Categories TCM Classic Film Festival 2013

We tend to think of movies from the early days of 3D as inherently gimmicky, constructed around awkward camera angles and objects constantly flying at the camera. But, as Leonard Maltin pointed out in introducing Hondo at the 2013 TCM Classic Film Festival, 3D back then was like 3D now, with the gimmicks often crowding out the handful of films that used the format effectively. It would be a stretch to say that Hondo is the Avatar or Life of Pi of 50s 3D, but it’s not just a gimmick, and at best it manages to use 3D in the same way the best 3D movies do now, to envelop the viewer in its world and provide a more immersive experience.

At worst, the 3D in Hondo is simply nonexistent, and there are only a handful of moments of obvious gimmickry, with the requisite pointy objects flying at the audience’s faces. The rest of the time Hondo is a solid if unspectacular John Wayne Western, with Wayne playing a familiar stoic, upstanding hero. He’s the title character, who wanders out of the desert onto the ranch of rugged pioneer Angie Lowe and her exuberant son Johnny. Hondo plans to stay only long enough to rest and acquire a new horse, after his was lost to the Apaches, but he feels drawn to Angie, despite the fact that she has a husband who’s busy rounding up wayward cattle and expected to be home soon.

That husband turns out not to be quite what Angie makes him out to be, and when the Apaches, on the warpath following the U.S. government’s breaking of its latest treaty, encroach on the Lowes’ ranch, Hondo is there to protect them. And sure, he kisses Angie without her permission and downplays her experience and value as an independent frontier woman, but he’s also scrupulously honest and respectful, even when it doesn’t benefit him (or even when it does the exact opposite).
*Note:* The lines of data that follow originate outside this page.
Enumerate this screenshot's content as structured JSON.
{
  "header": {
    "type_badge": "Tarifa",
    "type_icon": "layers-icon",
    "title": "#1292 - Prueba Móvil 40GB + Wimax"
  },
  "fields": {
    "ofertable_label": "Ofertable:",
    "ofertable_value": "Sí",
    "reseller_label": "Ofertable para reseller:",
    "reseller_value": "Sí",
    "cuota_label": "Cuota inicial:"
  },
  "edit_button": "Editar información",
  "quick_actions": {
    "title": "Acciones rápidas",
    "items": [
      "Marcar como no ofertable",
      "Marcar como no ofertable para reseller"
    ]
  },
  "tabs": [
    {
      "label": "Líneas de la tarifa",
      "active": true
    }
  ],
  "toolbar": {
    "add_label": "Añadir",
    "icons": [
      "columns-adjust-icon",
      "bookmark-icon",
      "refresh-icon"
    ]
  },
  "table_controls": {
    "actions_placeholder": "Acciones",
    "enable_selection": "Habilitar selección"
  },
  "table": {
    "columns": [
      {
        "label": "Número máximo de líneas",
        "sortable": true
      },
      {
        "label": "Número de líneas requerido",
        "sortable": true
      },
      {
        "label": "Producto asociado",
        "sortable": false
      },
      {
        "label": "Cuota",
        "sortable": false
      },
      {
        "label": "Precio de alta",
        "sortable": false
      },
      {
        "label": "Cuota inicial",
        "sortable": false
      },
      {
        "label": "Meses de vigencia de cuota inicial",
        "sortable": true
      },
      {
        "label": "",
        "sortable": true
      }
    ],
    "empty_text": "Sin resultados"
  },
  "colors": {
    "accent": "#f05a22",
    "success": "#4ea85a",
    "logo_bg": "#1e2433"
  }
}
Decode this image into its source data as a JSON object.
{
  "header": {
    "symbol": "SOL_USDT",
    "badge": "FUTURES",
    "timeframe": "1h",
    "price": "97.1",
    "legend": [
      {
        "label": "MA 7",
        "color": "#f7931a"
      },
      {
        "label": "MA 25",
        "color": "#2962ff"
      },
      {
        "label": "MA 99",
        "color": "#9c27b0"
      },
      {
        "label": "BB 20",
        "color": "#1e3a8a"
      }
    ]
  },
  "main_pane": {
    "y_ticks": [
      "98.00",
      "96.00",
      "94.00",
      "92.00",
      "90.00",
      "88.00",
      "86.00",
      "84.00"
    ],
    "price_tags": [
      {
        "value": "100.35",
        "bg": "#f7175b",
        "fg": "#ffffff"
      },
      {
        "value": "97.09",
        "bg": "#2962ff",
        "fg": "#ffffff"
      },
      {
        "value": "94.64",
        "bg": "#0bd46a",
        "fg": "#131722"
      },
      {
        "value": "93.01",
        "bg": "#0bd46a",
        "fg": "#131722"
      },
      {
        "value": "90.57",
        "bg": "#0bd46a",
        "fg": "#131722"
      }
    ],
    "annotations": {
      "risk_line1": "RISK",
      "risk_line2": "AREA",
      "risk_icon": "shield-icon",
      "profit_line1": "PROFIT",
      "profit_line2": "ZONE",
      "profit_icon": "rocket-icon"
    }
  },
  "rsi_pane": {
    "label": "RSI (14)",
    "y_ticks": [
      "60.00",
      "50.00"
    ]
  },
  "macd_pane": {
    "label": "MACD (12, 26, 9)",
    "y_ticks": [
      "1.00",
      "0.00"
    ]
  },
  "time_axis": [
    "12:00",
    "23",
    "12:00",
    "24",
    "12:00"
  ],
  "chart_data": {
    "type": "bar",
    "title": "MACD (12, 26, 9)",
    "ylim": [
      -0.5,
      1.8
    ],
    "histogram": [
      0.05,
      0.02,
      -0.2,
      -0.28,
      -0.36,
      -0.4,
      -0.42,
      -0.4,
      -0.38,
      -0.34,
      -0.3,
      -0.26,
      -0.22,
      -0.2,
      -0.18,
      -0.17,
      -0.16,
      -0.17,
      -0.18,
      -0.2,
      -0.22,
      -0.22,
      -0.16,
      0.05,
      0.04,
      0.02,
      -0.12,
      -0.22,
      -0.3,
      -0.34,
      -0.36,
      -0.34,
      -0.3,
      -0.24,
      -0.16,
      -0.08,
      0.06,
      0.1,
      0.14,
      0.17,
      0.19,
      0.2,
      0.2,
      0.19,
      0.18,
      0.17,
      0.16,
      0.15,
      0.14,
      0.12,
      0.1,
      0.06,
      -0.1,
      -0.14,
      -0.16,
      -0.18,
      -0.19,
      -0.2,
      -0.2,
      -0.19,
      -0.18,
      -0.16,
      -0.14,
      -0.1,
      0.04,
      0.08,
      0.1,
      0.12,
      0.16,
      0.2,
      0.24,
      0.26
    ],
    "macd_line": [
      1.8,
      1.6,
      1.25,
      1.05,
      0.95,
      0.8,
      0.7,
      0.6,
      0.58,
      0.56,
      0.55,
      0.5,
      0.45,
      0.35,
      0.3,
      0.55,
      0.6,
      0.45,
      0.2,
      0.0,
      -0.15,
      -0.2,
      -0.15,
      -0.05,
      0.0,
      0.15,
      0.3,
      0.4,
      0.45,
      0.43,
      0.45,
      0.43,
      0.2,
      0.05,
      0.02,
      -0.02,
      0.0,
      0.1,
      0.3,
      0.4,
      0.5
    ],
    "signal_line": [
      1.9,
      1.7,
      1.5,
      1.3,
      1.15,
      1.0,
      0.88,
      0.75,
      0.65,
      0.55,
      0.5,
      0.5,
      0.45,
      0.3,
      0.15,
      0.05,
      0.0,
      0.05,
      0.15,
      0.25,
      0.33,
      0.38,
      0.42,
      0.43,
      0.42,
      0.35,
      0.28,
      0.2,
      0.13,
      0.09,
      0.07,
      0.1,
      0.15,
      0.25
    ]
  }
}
And he’s far more respectful of the angered Native Americans than any of the American military officials are. Hondo claims to be “part” Native American (just how much, or in what way, he never says), and he spent five years living with the Apaches in what he describes as a wonderful way of life. He was even married to an Apache woman, whose beauty and grace he rhapsodizes about in one of the movie’s most striking moments. His greatest compliment for Angie is that she reminds him of his late Apache bride.

Wayne’s performance as Hondo is squarely within his comfort zone, but he gives a good sense of the character’s ambivalence about the changing nature of the American West. The Oscar-nominated Geraldine Page, in one of her first movie roles, plays up Angie’s toughness over her vulnerability, and even when she’s being manhandled, she never loses her steely resolve. Unsurprisingly, the movie’s depiction of Native Americans is anything but subtle, but Michael Pate adds some nuance to his performance as the proud chief (who is then ignominiously killed offscreen).

The climactic battle between the Apaches and the cavalry is a little too chaotic to take full advantage of the 3D, but the movie’s visual beauty sometimes shows up in expected places. Looking up at characters’ weathered faces, with the angry sky above, you can see a sort of poetic contrast that is more evocative than a thousand arrows coming right toward you.